NPRE Professor Roy Axford and undergraduate student Lizette Sanchez have been selected to receive the 2008 Rose Award for Teaching Excellence and the William R. Schowalter Award, respectively.
Axford has been with the Nuclear, Plasma, and Radiological Engineering Department since 1966. The first person to have earned a doctorate in nuclear engineering (1958, Massachusetts Institute of Technology), Axford has developed many courses within NPRE, and has been selected every semester for the Incomplete List of Teachers Ranked Excellent by Their Students. He previously won from the College of Engineering the 1985 Everitt Award for Teaching Excellence and the 2004 Student Award for Excellence in Undergraduate Teaching. Axford has been a five-time winner of the American Nuclear Society student chapter Award for Excellence in Undergraduate Teaching, and twice has been a finalist for the Campus Award for Excellence in Undergraduate Teaching.

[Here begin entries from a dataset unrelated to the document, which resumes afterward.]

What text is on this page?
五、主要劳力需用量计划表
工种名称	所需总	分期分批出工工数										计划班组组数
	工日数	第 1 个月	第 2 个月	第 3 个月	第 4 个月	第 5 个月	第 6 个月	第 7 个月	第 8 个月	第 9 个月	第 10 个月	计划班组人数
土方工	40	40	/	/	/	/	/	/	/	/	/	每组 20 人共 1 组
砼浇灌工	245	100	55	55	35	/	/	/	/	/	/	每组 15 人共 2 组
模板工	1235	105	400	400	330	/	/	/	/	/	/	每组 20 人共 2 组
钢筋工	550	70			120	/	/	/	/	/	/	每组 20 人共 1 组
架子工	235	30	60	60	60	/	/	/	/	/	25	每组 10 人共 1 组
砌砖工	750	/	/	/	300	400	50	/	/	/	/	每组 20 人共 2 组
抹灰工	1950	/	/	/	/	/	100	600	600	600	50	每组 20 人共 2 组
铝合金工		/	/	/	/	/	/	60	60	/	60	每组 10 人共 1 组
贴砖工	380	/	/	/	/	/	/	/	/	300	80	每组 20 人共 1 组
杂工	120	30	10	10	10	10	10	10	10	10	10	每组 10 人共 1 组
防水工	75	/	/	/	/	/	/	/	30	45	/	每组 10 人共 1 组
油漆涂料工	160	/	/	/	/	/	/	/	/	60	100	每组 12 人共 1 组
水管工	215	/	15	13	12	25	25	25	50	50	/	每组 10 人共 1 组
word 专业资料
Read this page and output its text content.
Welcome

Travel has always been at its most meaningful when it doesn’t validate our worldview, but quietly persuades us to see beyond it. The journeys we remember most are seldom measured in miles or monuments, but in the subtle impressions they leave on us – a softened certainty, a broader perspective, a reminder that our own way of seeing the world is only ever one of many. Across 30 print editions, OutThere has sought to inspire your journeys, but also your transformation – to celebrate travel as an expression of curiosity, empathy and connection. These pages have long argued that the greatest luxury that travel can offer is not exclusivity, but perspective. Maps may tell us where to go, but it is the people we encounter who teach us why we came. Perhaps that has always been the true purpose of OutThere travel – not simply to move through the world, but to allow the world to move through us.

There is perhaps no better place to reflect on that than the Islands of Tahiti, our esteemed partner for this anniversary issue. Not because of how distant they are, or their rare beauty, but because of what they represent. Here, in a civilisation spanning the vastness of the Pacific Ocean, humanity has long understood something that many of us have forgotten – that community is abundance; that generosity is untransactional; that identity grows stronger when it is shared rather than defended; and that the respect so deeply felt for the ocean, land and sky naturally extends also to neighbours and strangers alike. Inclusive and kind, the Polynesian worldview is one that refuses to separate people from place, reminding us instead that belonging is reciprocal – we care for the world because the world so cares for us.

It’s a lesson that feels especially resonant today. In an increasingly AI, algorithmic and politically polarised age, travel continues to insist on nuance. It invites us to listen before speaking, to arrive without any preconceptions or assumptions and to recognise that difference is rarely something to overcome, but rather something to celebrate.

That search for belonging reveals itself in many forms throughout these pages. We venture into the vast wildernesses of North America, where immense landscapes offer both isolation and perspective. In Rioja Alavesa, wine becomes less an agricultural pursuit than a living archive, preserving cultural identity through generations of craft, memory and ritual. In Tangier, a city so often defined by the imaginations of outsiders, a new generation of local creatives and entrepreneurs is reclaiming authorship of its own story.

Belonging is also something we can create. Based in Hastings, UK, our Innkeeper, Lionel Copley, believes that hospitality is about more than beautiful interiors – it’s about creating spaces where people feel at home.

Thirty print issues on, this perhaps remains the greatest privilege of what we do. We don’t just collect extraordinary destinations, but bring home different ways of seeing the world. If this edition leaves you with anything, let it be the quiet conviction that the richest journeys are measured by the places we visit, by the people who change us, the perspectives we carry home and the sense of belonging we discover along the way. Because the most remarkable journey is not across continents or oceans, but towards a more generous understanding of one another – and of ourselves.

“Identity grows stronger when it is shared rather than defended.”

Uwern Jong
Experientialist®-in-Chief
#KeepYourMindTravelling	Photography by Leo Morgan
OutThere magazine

The Rose Award is given for achieving excellence in undergraduate teaching. It especially recognizes innovative teaching methods and instructional programs that motivate freshman and sophomore students to learn and appreciate engineering. The award is named for Scott Rose, who received a bachelor’s in computer engineering in 1987. Rose manages wholesale market making of derivative products for Nation's Bank in Chicago.

The Schowalter Award recognizes outstanding scholastics, leadership abilities and extra curricular activities. It is named for Bill Schowalter, Dean of the College of Engineering for a dozen years until his retirement in 2001.
The presentations will be made on Friday, April 25, 2008, during the College of Engineering Awards Convocation.